IPPR: devolve criminal justice budget to reduce low-level offending

18 Jan 16

City mayors should be given control of some areas of criminal justice spending in order to allow local authorities to develop new approaches to cut offending, the Institute for Public Policy Research has said.

The think-tank concluded that devolved local control of budgets for low-risk adult offenders, estimated to be around £400m, would tackle an “inherent flaw” in the criminal justice system, namely the disproportionate burden these cases place on the Ministry of Justice.

Low-risk offenders represent a large volume of court cases, prison receptions and probation caseloads, the report stated, but there is no financial incentive for local agencies to reduce offending.

Devolution to the combined authority mayors being established as part of the government’s devolution drive, would therefore incentivise local community services to divert financial resources from prison places to tackling underlying social problems, today’s Prisons and prevention report found.

Youth justice reforms introduced in Ohio, where the budget for prison places was devolved and local districts charged for the cost of prison places, had led to increased investment in community services and high quality alternatives to custody, it highlighted.

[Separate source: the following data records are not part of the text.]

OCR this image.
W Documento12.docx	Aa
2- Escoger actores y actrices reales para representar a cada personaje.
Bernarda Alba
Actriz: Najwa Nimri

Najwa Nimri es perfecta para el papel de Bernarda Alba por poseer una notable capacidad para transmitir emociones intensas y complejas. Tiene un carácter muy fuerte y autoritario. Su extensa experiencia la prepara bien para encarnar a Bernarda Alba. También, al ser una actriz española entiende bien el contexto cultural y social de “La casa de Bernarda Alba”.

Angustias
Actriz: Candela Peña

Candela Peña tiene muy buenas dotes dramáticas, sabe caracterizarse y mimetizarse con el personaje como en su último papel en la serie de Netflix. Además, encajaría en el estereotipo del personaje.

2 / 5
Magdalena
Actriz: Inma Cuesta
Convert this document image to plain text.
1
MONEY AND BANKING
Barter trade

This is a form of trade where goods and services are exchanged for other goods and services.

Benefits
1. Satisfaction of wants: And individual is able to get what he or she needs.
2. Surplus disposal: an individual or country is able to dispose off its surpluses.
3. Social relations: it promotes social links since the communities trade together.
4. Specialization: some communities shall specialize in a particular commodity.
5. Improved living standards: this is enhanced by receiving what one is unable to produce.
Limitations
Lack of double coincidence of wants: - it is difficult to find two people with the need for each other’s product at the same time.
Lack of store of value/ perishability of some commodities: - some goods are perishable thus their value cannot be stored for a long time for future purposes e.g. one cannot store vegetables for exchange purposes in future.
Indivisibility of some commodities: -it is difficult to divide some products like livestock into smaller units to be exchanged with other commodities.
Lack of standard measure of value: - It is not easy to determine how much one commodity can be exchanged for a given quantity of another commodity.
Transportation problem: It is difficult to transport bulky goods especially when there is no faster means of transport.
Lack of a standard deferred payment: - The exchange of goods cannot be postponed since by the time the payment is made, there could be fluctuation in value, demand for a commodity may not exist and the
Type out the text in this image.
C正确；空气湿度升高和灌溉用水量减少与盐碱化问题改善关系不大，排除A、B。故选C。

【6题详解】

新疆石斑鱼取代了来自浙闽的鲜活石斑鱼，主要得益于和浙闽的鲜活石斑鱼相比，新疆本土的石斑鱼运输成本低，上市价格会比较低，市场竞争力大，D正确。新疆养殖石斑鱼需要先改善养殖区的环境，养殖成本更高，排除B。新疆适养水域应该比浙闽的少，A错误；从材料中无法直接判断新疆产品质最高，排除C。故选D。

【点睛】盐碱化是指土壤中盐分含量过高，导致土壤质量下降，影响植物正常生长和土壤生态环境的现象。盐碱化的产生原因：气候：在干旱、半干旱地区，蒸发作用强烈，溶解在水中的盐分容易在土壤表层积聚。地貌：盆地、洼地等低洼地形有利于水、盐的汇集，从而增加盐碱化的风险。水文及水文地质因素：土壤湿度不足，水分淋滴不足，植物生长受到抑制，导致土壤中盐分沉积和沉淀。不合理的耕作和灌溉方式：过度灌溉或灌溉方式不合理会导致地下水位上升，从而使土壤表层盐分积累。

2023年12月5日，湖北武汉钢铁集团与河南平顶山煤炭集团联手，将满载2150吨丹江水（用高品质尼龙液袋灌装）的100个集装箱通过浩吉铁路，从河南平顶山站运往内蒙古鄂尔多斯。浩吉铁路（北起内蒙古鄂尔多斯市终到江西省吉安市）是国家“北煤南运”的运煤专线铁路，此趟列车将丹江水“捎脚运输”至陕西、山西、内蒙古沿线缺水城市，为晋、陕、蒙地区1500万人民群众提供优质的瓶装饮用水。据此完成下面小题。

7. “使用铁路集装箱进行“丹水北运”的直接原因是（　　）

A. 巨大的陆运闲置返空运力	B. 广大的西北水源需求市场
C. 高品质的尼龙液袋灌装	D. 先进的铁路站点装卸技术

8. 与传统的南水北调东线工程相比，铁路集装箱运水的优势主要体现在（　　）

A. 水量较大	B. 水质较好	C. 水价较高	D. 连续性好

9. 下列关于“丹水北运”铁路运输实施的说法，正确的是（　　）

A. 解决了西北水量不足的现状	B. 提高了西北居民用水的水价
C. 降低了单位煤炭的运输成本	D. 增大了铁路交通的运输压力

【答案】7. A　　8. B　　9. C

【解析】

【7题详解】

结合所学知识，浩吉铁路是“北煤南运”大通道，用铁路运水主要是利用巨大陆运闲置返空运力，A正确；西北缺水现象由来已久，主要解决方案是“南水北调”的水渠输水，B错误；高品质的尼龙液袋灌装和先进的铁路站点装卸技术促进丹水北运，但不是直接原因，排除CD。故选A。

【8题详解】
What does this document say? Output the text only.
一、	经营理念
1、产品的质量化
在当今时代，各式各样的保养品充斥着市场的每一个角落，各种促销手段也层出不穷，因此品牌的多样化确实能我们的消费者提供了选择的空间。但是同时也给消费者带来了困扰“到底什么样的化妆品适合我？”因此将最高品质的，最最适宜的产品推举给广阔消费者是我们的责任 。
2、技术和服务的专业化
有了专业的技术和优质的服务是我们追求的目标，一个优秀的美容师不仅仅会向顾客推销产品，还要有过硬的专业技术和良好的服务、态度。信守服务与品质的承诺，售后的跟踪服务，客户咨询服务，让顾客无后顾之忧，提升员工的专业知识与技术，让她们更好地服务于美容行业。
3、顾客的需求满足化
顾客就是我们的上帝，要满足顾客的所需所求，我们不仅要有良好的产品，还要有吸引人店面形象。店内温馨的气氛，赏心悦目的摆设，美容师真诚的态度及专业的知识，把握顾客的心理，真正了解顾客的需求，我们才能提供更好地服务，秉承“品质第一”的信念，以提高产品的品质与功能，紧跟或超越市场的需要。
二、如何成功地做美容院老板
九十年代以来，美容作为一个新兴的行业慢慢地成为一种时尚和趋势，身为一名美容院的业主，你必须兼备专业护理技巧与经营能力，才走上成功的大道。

This had reduced the number of young people being incarcerated by the state from more than 2,600 in 1992 when the programme was introduced, to less than 510 in 2013.

A similar model in England and Wales could focus resources on people who commit low-level crime as a result of social problems, Jonathan Clifton, the IPPR’s associate director for public services said. Freeing up cash from the prisons system would allow local areas to invest in tackling social problems can drive reoffending such as lack of qualifications, mental health problems and homelessness.

“Our court system is clogged-up, our prisons are overflowing and we have the highest reoffending rate in Western Europe. Reform is desperately needed to reduce offending,” he added.

Without such action, the think-tank claimed the prison population could climb from the current level of 84,920 inmates to nearly 90,000 by the end of the parliament.